Adair - The Destruction of Everything Is the Beginning of Something New (Cover Artwork)
Staff Review

Adair

The Destruction of Everything Is the Beginning of Something New (2006)

Warcon


Oh boy. I'm going to do two reviews for this one. The first one will save you the trouble of reading the second, I assure you. The second review, I'm writing for a select group of people, those unable to discern awful music from anything remotely worthwhile. In any event, without any further adieu, here's review number one.

This line was taken directly from the press sheet: "Taking their moniker from a book of baby names…"

Now, for the second review.

Take the word cliché, copy, paste, and repeat until desired result is achieved. This fourth-rate Hawthorne Heights isn't content with just cutting your wrists and blacking your eyes, no sir, they've got to go straight for the jugular. Just take a peek into the liner notes for the lyrics to "I Buried My Heart in Cosmo Park." There's more talk of blood than in a B horror movie. "Slit my throat from the inside, I'll choke on my own blood."

Hey, if that'll prevent him from singing, I'm all for it. And before anyone gets any ideas, I'm using the word singing in a very loose description, because I'm not quite sure what appears on this record can fall into that category of vocal manipulations. The whiny, nasal approach of singer Rob Tweedie is a sound for sore ears, and the sporadic, utterly pointless screaming does not improve matters in the slightest. The musicians here are competent, which, is more than I can say for a few similar bands, but that will only go so far. The song structures are still entirely devoid of value, and the lyrics are just the rat poison on the tope of this rotten cake.
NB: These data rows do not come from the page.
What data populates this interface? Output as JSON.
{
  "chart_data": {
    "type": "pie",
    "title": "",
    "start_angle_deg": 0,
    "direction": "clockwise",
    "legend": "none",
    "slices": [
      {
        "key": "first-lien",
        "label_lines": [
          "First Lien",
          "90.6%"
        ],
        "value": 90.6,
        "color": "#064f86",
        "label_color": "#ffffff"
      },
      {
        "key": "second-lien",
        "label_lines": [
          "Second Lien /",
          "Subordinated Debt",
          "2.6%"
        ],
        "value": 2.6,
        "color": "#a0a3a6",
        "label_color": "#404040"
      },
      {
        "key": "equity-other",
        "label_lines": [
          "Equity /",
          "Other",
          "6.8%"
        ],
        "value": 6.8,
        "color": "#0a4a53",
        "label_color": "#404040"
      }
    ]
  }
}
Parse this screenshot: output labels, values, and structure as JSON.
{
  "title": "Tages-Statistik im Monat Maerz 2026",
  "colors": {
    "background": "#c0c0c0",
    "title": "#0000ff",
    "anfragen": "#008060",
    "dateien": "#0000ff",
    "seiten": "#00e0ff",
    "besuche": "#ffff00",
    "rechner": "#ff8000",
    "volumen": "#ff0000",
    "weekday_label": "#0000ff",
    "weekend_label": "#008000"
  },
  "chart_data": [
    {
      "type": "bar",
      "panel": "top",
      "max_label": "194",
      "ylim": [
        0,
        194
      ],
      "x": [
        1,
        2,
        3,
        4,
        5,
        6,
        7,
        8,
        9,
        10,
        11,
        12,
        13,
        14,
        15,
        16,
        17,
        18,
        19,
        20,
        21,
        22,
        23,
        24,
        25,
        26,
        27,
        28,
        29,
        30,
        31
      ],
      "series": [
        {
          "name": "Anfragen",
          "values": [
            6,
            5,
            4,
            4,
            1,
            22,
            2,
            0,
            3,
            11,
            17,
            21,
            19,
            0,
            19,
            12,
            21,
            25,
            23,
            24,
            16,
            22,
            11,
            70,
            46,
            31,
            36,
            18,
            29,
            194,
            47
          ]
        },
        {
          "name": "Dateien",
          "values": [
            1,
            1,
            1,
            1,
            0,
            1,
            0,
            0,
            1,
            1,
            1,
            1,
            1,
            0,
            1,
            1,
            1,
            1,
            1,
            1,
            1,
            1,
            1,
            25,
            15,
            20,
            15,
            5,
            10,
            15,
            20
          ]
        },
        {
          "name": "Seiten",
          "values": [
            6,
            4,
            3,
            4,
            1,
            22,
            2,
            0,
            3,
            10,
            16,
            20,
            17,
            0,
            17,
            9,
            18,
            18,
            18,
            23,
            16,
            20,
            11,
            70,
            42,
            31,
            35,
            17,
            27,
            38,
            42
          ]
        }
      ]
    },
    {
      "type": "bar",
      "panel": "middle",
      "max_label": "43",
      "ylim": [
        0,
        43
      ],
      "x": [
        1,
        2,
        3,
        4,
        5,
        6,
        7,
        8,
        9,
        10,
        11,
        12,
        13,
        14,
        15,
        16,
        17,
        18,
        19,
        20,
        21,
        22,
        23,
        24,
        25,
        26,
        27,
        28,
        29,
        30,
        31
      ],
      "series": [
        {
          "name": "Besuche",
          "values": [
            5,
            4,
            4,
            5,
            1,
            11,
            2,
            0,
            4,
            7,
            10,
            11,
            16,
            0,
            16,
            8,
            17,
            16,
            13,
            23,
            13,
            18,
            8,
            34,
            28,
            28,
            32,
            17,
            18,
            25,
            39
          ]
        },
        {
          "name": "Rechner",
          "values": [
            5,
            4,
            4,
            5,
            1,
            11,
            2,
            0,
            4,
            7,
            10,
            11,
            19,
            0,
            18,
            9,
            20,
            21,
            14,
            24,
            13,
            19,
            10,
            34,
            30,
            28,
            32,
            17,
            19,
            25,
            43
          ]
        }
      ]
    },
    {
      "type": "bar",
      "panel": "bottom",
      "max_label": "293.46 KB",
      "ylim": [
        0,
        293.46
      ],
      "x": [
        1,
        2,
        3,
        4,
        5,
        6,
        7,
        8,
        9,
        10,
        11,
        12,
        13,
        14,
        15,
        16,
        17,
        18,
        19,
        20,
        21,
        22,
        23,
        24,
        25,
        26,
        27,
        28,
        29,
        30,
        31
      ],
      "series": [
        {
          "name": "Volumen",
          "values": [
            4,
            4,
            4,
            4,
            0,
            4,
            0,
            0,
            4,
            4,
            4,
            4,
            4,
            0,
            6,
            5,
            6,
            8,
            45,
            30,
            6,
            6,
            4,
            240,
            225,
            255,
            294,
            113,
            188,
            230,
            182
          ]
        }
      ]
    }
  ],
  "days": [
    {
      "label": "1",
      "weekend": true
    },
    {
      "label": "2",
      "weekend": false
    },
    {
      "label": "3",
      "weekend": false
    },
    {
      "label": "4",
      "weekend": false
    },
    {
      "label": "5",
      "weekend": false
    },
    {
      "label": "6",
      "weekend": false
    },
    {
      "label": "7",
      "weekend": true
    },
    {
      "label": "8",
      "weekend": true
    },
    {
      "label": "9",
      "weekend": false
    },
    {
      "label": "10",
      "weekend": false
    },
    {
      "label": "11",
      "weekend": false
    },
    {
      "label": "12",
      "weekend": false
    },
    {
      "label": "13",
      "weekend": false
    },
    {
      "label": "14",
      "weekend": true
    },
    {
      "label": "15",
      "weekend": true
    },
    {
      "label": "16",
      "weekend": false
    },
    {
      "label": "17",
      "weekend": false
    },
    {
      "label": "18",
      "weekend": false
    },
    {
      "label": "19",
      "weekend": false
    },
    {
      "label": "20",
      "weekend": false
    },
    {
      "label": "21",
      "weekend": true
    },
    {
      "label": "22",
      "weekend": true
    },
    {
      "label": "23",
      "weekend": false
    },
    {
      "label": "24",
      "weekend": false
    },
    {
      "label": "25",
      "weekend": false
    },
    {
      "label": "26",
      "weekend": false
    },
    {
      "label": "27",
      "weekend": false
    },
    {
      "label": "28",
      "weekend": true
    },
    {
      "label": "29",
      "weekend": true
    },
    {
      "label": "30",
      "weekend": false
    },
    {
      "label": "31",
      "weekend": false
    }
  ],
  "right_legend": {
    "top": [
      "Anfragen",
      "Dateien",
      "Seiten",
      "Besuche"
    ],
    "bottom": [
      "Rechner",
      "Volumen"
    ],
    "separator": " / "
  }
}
This is my plea to Warcon Records:

Please, please, please release something of merit. I understand the wanting to make a quick buck by flogging a dead horse here, and appealing to a nation full of kids in their girlfriends jeans stealing their moms hairspray, but for the love of God, enough. There are thousands of talented, worthy bands playing in front of 10 people a night while this garbage gets peddled to no end. I know I'm just one guy with a keyboard and soapbox to stand on here, but I assure you there's an extremely large contingent of people sick of the utter garbage polluting underground music. [Ed.'s Note: This is where Aubin steps in to point out the new Helmet album.]